In film noir chiaroscuro a mysterious traveller arrives at an airport.  His many bags have been flagged as unusual. Does he have anything to declare? Well yes, although he doubts that the border agent will like what’s inside, as this isn’t lost luggage, it’s the luggage of the lost. And there is a catch, there is always a catch …

The first case unfolds to reveal a tiny, illuminated town swathed in a blanket of snow where on a peculiar day strange cloven hoof marks have been found and a preacher has come to a sticky end. 

The agent sitting before the x-ray and security screen is not interested in the tales, implacable in checking the contents of the hand luggage. While her two colleagues can be seen slacking off on CCTV, she labours in determining whether matches are inflammable.

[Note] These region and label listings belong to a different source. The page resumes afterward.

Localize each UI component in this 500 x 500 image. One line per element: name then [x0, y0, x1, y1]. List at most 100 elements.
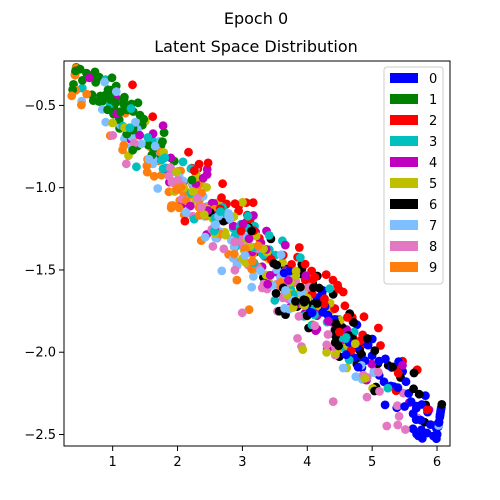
scatter-point-class-7 [240, 251, 250, 260]
scatter-point-class-8 [237, 308, 247, 318]
scatter-point-class-7 [338, 363, 348, 373]
scatter-point-class-6 [362, 334, 372, 343]
scatter-point-class-9 [77, 100, 86, 110]
scatter-point-class-7 [153, 184, 163, 193]
scatter-point-class-3 [383, 383, 393, 393]
scatter-point-class-8 [322, 340, 332, 350]
scatter-point-class-2 [189, 166, 199, 176]
scatter-point-class-0 [400, 402, 409, 411]
scatter-point-class-6 [349, 318, 359, 327]
scatter-point-class-8 [164, 171, 174, 181]
y-tick-label: −0.5 [24, 99, 56, 114]
scatter-point-class-0 [406, 397, 416, 406]
scatter-point-class-1 [133, 98, 143, 108]
x-tick-label: 6 [433, 455, 441, 470]
scatter-point-class-2 [230, 199, 240, 209]
scatter-point-class-7 [281, 286, 290, 295]
scatter-point-class-7 [276, 250, 286, 260]
scatter-point-class-7 [200, 232, 210, 242]
scatter-point-class-2 [194, 159, 204, 169]
legend-swatch-3 [390, 136, 418, 146]
scatter-point-class-0 [432, 430, 442, 440]
scatter-point-class-9 [119, 140, 129, 150]
x-tick-label: 1 [109, 455, 117, 470]
y-tick-label: −2.0 [24, 346, 56, 361]
plot-frame [63, 60, 451, 447]
scatter-point-class-8 [294, 312, 304, 321]
legend-swatch-8 [390, 241, 418, 251]
scatter-point-class-2 [148, 112, 158, 122]
scatter-point-class-0 [341, 350, 351, 360]
scatter-point-class-8 [323, 330, 333, 339]
scatter-point-class-7 [280, 303, 289, 313]
x-tick-label: 3 [238, 455, 246, 470]
scatter-point-class-2 [343, 313, 352, 322]
scatter-point-class-5 [238, 197, 247, 207]
scatter-point-class-7 [256, 266, 265, 276]
scatter-point-class-7 [181, 208, 191, 217]
scatter-point-class-9 [149, 171, 159, 181]
scatter-point-class-3 [216, 207, 225, 217]
scatter-point-class-4 [323, 316, 333, 326]
scatter-point-class-8 [219, 244, 229, 254]
scatter-point-class-2 [248, 198, 258, 208]
scatter-point-class-1 [78, 76, 87, 85]
scatter-point-class-6 [409, 384, 418, 394]
legend-label-5: 5 [429, 177, 437, 192]
scatter-point-class-6 [409, 368, 419, 378]
scatter-point-class-1 [187, 175, 197, 185]
scatter-point-class-7 [130, 117, 140, 127]
scatter-point-class-6 [296, 282, 305, 292]
legend: 0 1 2 3 4 5 6 7 8 9 [383, 66, 444, 285]
scatter-point-class-3 [125, 123, 135, 133]
scatter-point-class-8 [192, 193, 202, 203]
scatter-point-class-0 [374, 356, 384, 366]
scatter-point-class-3 [143, 133, 153, 142]
scatter-point-class-2 [321, 270, 331, 279]
scatter-point-class-5 [221, 230, 231, 240]
scatter-point-class-1 [119, 99, 128, 109]
scatter-point-class-7 [150, 141, 160, 151]
y-tick-label: −1.5 [24, 263, 56, 278]
scatter-point-class-5 [298, 345, 308, 355]
scatter-point-class-4 [198, 173, 208, 183]
scatter-point-class-0 [416, 415, 426, 425]
scatter-point-class-9 [240, 244, 250, 254]
scatter-point-class-0 [380, 400, 390, 410]
legend-swatch-6 [390, 199, 418, 209]
scatter-point-class-9 [142, 167, 152, 177]
scatter-point-class-3 [243, 211, 253, 221]
x-axis: 1 2 3 4 5 6 [109, 446, 441, 470]
scatter-point-class-8 [293, 334, 302, 343]
scatter-point-class-2 [374, 323, 383, 333]
scatter-point-class-7 [247, 282, 257, 292]
points-layer [67, 63, 447, 444]
scatter-point-class-2 [319, 299, 329, 309]
scatter-point-class-6 [299, 297, 309, 307]
scatter-point-class-2 [287, 260, 296, 269]
scatter-point-class-0 [279, 268, 289, 278]
scatter-point-class-3 [341, 334, 350, 343]
scatter-point-class-4 [301, 271, 311, 280]
scatter-point-class-4 [280, 240, 290, 250]
legend-label-6: 6 [429, 198, 437, 213]
scatter-point-class-3 [270, 296, 280, 305]
legend-swatch-0 [390, 73, 418, 83]
scatter-point-class-1 [96, 91, 105, 101]
scatter-point-class-4 [84, 73, 94, 83]
x-tick-label: 2 [173, 455, 181, 470]
scatter-point-class-7 [101, 117, 111, 127]
scatter-point-class-5 [199, 210, 209, 220]
scatter-point-class-8 [394, 411, 404, 421]
scatter-point-class-0 [379, 377, 389, 387]
scatter-point-class-5 [172, 167, 182, 177]
scatter-point-class-7 [100, 77, 109, 87]
legend-label-8: 8 [429, 240, 437, 255]
scatter-point-class-2 [128, 80, 137, 90]
legend-swatch-2 [390, 115, 418, 125]
scatter-point-class-7 [144, 154, 154, 164]
scatter-point-class-2 [335, 327, 344, 337]
scatter-point-class-2 [340, 301, 350, 311]
scatter-point-class-7 [225, 214, 235, 224]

Each bag has its own story to tell, from an autocrat slipping away on a train and becoming consumed by the shadowed omen of a bear to a space telescope which can look back in time. Deliberately low-fi, there is fun to be had in the way an old-school overhead projector is transformed into sci-fi tech.

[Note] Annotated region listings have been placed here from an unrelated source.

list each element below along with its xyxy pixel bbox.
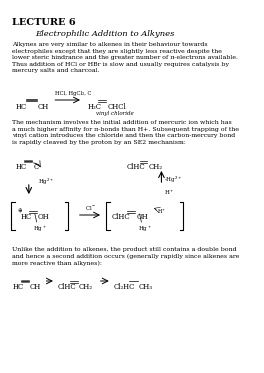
- Text: Alkynes are very similar to alkenes in their behaviour towards
electrophiles exc: Alkynes are very similar to alkenes in t…: [12, 42, 238, 73]
- Text: HC: HC: [21, 213, 32, 221]
- Text: OH: OH: [37, 213, 49, 221]
- Text: CHCl: CHCl: [107, 103, 126, 111]
- Text: Cl$^-$: Cl$^-$: [85, 204, 96, 212]
- Text: ClHC: ClHC: [112, 213, 130, 221]
- Text: C: C: [33, 163, 38, 171]
- Text: CH: CH: [37, 103, 49, 111]
- Text: ⊕: ⊕: [17, 208, 22, 213]
- Text: Hg$^+$: Hg$^+$: [138, 224, 152, 234]
- Text: ClHC: ClHC: [58, 283, 76, 291]
- Text: ClHC: ClHC: [126, 163, 145, 171]
- Text: Electrophilic Addition to Alkynes: Electrophilic Addition to Alkynes: [35, 30, 174, 38]
- Text: -Hg$^{2+}$: -Hg$^{2+}$: [164, 175, 182, 185]
- Text: Hg$^+$: Hg$^+$: [33, 224, 47, 234]
- Text: LECTURE 6: LECTURE 6: [12, 18, 76, 27]
- Text: H₂C: H₂C: [87, 103, 101, 111]
- Text: CH: CH: [30, 283, 41, 291]
- Text: HC: HC: [12, 283, 23, 291]
- Text: vinyl chloride: vinyl chloride: [96, 111, 134, 116]
- Text: H$^+$: H$^+$: [157, 207, 167, 216]
- Text: HC: HC: [16, 103, 27, 111]
- Text: HCl, HgCl₂, C: HCl, HgCl₂, C: [55, 91, 91, 96]
- Text: The mechanism involves the initial addition of mercuric ion which has
a much hig: The mechanism involves the initial addit…: [12, 120, 239, 145]
- Text: H$^+$: H$^+$: [164, 188, 175, 197]
- Text: CH₂: CH₂: [78, 283, 93, 291]
- Text: CH₂: CH₂: [148, 163, 162, 171]
- Text: HC: HC: [16, 163, 27, 171]
- Text: OH: OH: [136, 213, 148, 221]
- Text: Unlike the addition to alkenes, the product still contains a double bond
and hen: Unlike the addition to alkenes, the prod…: [12, 247, 240, 266]
- Text: Hg$^{2+}$: Hg$^{2+}$: [38, 177, 55, 187]
- Text: CH₃: CH₃: [139, 283, 153, 291]
- Text: Cl₂HC: Cl₂HC: [114, 283, 135, 291]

As he works through the pile of suitcases a romantic life story of two hands blossoms in the business class lounge, there is a poetic duplicitous unseen thief and life is shrunk to the size of a suitcase as people are displaced, carrying what they can to escape rising water.

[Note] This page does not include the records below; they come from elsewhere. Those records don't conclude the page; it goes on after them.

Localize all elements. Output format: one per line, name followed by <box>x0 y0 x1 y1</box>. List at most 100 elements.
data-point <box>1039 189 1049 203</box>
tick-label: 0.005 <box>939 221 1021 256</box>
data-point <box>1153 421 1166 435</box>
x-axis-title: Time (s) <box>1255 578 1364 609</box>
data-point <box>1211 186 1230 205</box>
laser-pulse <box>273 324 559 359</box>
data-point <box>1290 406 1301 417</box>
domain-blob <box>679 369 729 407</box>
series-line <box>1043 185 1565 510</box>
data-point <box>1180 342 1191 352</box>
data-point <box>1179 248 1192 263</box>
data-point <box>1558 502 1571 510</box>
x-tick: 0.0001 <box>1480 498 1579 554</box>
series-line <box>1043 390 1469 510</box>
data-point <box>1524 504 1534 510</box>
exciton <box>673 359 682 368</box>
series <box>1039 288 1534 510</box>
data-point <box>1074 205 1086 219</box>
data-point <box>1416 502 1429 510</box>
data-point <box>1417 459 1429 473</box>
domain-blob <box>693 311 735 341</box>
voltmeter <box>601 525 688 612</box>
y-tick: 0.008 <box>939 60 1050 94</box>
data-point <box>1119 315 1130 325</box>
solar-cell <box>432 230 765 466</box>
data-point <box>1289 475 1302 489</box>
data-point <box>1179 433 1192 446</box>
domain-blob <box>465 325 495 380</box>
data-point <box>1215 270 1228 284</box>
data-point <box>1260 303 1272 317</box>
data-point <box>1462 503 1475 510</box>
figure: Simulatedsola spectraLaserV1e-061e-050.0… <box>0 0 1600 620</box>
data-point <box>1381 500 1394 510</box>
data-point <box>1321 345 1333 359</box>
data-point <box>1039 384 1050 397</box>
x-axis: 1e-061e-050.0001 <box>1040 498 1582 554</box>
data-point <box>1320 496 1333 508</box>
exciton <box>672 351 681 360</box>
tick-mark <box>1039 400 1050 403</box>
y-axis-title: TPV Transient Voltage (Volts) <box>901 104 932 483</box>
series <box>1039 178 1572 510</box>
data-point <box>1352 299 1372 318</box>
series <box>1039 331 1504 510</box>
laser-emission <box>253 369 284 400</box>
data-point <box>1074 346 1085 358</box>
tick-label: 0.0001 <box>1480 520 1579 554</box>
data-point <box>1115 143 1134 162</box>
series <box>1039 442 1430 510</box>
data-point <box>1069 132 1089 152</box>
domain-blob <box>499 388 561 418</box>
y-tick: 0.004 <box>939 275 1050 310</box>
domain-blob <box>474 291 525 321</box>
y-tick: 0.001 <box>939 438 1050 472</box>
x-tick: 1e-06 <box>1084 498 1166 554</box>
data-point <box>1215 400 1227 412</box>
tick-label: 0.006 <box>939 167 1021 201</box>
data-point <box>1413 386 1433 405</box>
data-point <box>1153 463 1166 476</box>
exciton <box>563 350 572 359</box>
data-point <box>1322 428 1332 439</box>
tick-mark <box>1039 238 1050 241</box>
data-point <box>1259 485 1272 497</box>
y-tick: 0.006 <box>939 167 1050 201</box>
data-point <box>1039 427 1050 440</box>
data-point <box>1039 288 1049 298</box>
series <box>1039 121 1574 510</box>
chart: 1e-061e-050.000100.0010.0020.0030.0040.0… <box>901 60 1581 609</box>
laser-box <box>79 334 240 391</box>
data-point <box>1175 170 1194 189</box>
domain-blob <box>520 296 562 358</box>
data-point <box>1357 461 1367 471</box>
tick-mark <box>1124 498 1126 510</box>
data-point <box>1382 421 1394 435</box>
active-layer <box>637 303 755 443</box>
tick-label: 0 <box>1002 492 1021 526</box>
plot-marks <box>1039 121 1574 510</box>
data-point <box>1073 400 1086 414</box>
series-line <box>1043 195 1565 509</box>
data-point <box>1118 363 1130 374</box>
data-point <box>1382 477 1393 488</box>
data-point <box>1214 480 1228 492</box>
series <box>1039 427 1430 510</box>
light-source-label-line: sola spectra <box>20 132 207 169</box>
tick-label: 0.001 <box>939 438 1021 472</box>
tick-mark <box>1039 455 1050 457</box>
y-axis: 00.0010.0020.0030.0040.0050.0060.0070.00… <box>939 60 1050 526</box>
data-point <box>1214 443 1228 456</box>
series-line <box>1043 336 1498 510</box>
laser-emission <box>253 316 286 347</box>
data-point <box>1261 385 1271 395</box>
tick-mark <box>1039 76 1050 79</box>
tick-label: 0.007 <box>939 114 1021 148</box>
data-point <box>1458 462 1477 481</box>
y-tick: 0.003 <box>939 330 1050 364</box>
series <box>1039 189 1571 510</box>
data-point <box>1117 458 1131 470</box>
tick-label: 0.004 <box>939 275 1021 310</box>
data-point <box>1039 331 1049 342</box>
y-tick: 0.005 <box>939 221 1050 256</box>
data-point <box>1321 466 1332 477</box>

Perhaps there has been an error in his itinerary, but every departure has a schedule, and the opening of the final case will herald an end.

There are catches in the production. One is that these miniature worlds were probably designed for more intimate venues and get a little lost.  As does to some extent the arc of the stories which are unpacked in their own fashion rather than as a capsule outfit.  There is a thread, but it could be stronger in building to the traveller’s final declaration.

These are deliciously dark campfire tales and bedtime stories ingeniously and inventively told with humour, meticulous craft and a mischievous glint in the eye of the storyteller.

Worth checking in for.

 

Show times: 1 to 25 August (not 12, 19) at 2.40pm.

Tickets£17 (£14.50)

Suitability: 12+ (Contains haze, flashing lights and references to death and depictions of violence).